I think you might be overestimating how much writers are concerned by how they are influenced by the work of others, and yet they can still be highly-protective of a specific version of a story they happened to have produced themselves.
Harlan Ellison sued James Cameron over Terminator, yet Ellison also dismissively points out that the basis of his own tv show was taken from a Robert Heinlein novel (although he erroneously identifies it as a Harry Harrison) in this rather lengthy dissection of the car crash that was The Star Lost and how it was just a mish-mash of other things. I would recommend the bit starting around 13.30 or so for Ellison being quite unabashed about what derivative horseshit he knew was turning in, but he was still clearly possessive of it until he angrily rage-quit the whole enterprise.
James Cameron vehemently denies having even seen, let alone copied, Harlan Ellison's episode of The Outer Limits, Soldier. Having seen the episode, I tend to side with Cameron; they bear little similarity.
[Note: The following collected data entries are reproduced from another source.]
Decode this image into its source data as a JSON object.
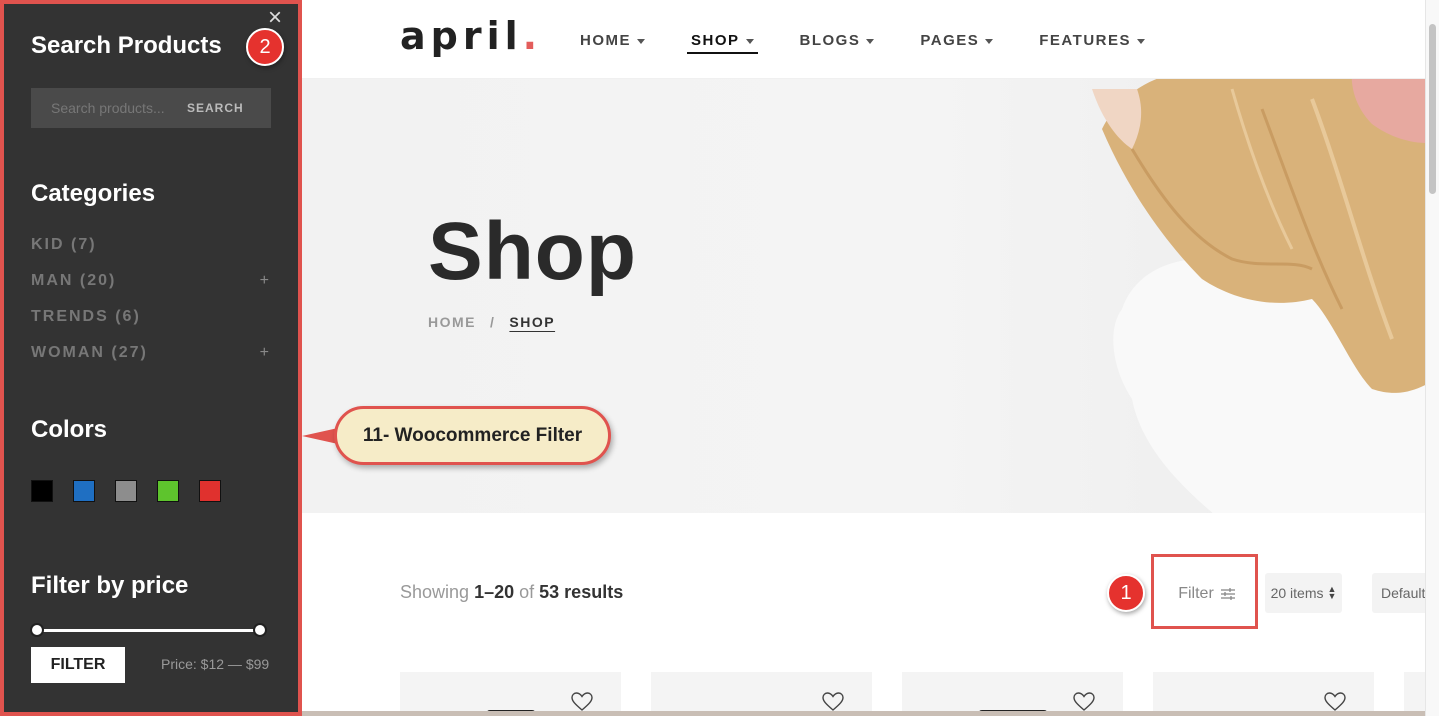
{
  "header": {
    "logo": "april",
    "logo_dot": ".",
    "nav": [
      {
        "label": "HOME",
        "active": false
      },
      {
        "label": "SHOP",
        "active": true
      },
      {
        "label": "BLOGS",
        "active": false
      },
      {
        "label": "PAGES",
        "active": false
      },
      {
        "label": "FEATURES",
        "active": false
      }
    ]
  },
  "hero": {
    "title": "Shop",
    "breadcrumb": {
      "home": "HOME",
      "sep": "/",
      "current": "SHOP"
    }
  },
  "toolbar": {
    "showing_prefix": "Showing",
    "showing_range": "1–20",
    "showing_of": "of",
    "showing_count": "53 results",
    "filter_label": "Filter",
    "items_label": "20 items",
    "sort_label": "Default sorting"
  },
  "sidebar": {
    "close_icon": "×",
    "search_heading": "Search Products",
    "search_placeholder": "Search products...",
    "search_button": "SEARCH",
    "categories_heading": "Categories",
    "categories": [
      {
        "label": "KID (7)",
        "expandable": false
      },
      {
        "label": "MAN (20)",
        "expandable": true
      },
      {
        "label": "TRENDS (6)",
        "expandable": false
      },
      {
        "label": "WOMAN (27)",
        "expandable": true
      }
    ],
    "expand_symbol": "+",
    "colors_heading": "Colors",
    "colors": [
      "#000000",
      "#1f6fc2",
      "#8d8d8d",
      "#5ec42d",
      "#e0312e"
    ],
    "price_heading": "Filter by price",
    "filter_button": "FILTER",
    "price_text": "Price: $12 — $99"
  },
  "annotations": {
    "badge_1": "1",
    "badge_2": "2",
    "callout": "11- Woocommerce Filter",
    "accent": "#e0534e"
  }
}
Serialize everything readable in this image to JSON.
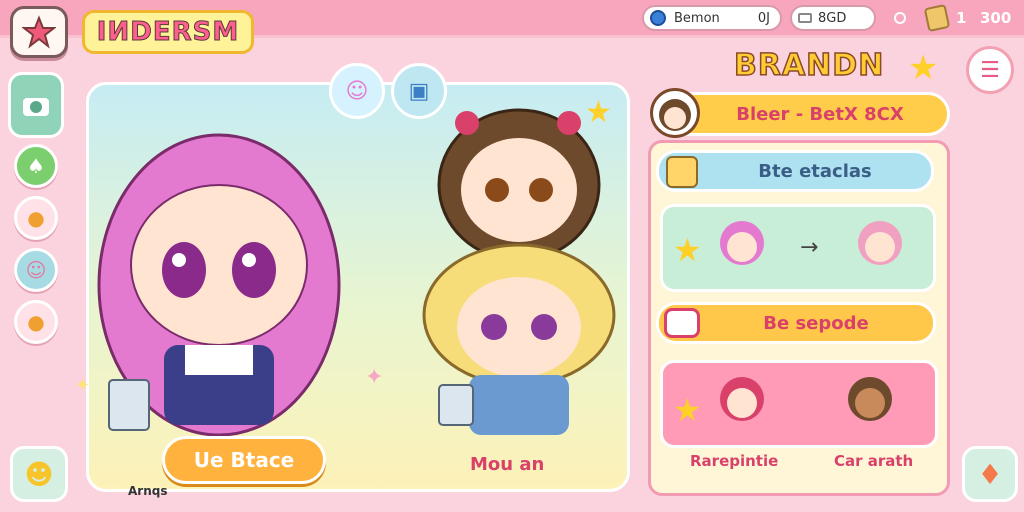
{
  "header": {
    "logo_text": "IИDERSM",
    "player_name": "Bemon",
    "player_level": "0J",
    "code_text": "8GD",
    "stat_primary": "1",
    "stat_secondary": "300"
  },
  "stage": {
    "action_button_label": "Ue Btace",
    "character_caption": "Mou an",
    "corner_caption": "Arnqs"
  },
  "panel": {
    "title": "BRANDN",
    "header_banner": "Bleer - BetX 8CX",
    "section_a_label": "Bte etaclas",
    "section_b_label": "Be sepode",
    "card_label_left": "Rarepintie",
    "card_label_right": "Car arath"
  },
  "colors": {
    "background": "#fbd3df",
    "topbar": "#f8a6bd",
    "accent_pink": "#d9416a",
    "accent_yellow": "#ffcd4a",
    "accent_teal": "#8fd4b9"
  },
  "icons": {
    "home": "home-star-icon",
    "menu": "menu-icon",
    "coin": "coin-icon",
    "gem": "gem-icon",
    "rail": [
      "camera-icon",
      "leaf-icon",
      "cat-icon",
      "face-icon",
      "bread-icon"
    ],
    "bottom_left": "sun-face-icon",
    "bottom_right": "bell-icon"
  }
}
The Terminator does bear huge similarities to an X-Men story, Days Of Future Past. And Cameron is an admitted fan of the X-Men, and was at one point in the nineties set to direct an X-Men film.
And to muddy the matters more, John Byrne, who plotted and drew the X-Men story Days Of Future Past has since admitted that he lifted the plot from a Dr Who episode, Day Of The Daleks (if you ever see this episode, made in 1972, it bears a shocking resemblance in both story and tone, to The Terminator, far more so than Ellison's Soldier).